A few days ago, Liam was released with his father. But we don't forget: the detention of a child is a violation of everything sacred. His wellbeing remains in the hands of those who criminalize his parents and his community. In our worldview, childhood represents the continuity of life and the legacy of our ancestors; to violate them is to attack the past, the present and future of our nations. Liam, a child from the Kichwa-Otavalo community, carries with him a rich cultural heritage and a legacy of resistance. At his young age, he has given us all a moment of pause and reflection on the brutality of this system. His image has circulated throughout the entire world, awakening the rage and indignation of many people who were moved by his innocence and the violence of his detention.

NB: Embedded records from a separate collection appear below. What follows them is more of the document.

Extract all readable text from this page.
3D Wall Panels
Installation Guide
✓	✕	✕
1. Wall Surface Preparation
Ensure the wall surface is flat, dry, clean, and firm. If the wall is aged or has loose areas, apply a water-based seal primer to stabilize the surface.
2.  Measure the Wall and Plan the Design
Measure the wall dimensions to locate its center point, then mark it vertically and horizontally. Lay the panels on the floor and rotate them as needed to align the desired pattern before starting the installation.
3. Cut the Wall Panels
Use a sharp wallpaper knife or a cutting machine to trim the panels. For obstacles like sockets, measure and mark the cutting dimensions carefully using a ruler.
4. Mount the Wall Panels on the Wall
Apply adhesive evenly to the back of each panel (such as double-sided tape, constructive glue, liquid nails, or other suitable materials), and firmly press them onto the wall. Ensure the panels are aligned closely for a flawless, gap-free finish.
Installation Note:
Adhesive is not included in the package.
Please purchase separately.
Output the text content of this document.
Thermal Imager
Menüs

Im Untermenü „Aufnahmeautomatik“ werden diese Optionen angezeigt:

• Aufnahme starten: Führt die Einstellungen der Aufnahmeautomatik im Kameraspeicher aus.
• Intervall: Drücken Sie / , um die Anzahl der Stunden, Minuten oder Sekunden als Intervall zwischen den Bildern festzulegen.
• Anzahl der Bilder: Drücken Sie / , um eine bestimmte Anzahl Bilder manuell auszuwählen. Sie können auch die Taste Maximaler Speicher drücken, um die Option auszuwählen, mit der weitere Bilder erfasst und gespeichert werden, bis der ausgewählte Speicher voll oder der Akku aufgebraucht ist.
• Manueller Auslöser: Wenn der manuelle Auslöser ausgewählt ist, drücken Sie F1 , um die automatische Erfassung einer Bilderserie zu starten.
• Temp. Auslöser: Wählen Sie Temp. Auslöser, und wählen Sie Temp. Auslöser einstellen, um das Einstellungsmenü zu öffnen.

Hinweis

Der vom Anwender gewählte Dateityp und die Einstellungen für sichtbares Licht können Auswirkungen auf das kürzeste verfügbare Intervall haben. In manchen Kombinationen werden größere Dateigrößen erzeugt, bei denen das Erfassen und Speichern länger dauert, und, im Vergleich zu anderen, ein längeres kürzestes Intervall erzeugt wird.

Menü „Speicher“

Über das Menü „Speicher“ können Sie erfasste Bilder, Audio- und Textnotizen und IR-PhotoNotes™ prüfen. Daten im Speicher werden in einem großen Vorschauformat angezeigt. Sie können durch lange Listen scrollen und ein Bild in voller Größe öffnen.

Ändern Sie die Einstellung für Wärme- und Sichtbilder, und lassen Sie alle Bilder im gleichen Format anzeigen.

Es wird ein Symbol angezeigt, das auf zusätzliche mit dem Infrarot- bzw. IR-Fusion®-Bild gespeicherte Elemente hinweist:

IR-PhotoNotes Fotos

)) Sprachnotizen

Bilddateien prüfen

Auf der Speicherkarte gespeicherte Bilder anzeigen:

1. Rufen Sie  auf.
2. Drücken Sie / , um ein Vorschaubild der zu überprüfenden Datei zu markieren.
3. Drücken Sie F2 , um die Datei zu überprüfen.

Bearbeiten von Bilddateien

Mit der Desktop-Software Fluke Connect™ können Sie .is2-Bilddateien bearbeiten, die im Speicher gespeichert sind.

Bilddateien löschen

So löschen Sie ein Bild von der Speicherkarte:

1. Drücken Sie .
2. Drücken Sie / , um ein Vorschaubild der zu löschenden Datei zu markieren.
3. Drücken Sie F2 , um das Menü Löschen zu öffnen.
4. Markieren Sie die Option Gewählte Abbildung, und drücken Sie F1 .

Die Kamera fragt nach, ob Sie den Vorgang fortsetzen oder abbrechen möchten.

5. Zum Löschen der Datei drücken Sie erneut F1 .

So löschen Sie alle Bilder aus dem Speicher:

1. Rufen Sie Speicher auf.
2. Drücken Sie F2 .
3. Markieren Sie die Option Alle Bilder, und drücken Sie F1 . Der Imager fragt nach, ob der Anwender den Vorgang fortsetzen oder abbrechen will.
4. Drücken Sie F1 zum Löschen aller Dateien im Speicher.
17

A child of displaced Indigenous peoples carries double grief—a living cultural inheritance unraveling through migration and forced confinement, our future under siege. Language barriers, cultural erasure in detention centers, denial of medical care, of proper food— leave permanent trauma and deepen our dehumanization. Family separation, detention trauma: this is silent ethnocide.

We remind the world that the Universal Right to Human Mobility is, for us, an ancestral right. A right of the natural world and therefore of all living beings. A right that the Western world has criminalized to attack the most vulnerable. Our peoples walked these lands long before arbitrary borders were created on stolen territory belonging to Indigenous communities of North America—communities whose culture lives, whose resistance burns bright.

For Indigenous communities in the United States, whether native to this land or migrants to it, the road ahead is long. Our Native American relatives are currently being persecuted and arrested on their own ancestral territories, their ancient sovereignty trampled, their treaties with this country violated. In this moment of collective fear, of mounting insecurity, of fascism becoming normalized—we must fight from wherever we stand. We must keep weaving solidarity between Indigenous communities and our allies from all walks of life. We must remember who we are and the legacy of resistance we carry within. We must walk with the security that as our ancestors overcame we will too. We must stay informed, organized, aware of our rights, and nurtured collectively for what is to come.

We are living through darkness in the United States. Our guiding light is stubbornness to see ourselves in the future. A future where children like Liam Conejo and Elizabeth Caisaguano walk freely, play, attend school, and live without fear. Our solidarity is with Liam's family, Elizabeth's family, with their hearts, with the families of hundreds of other children whose names we'll never know. Childhood is sacred. Childhood deserves to be collectively cared for. And we must do all we can to remember that life is sacred.

Abolish ICE, Jallalla for the dignity of our peoples!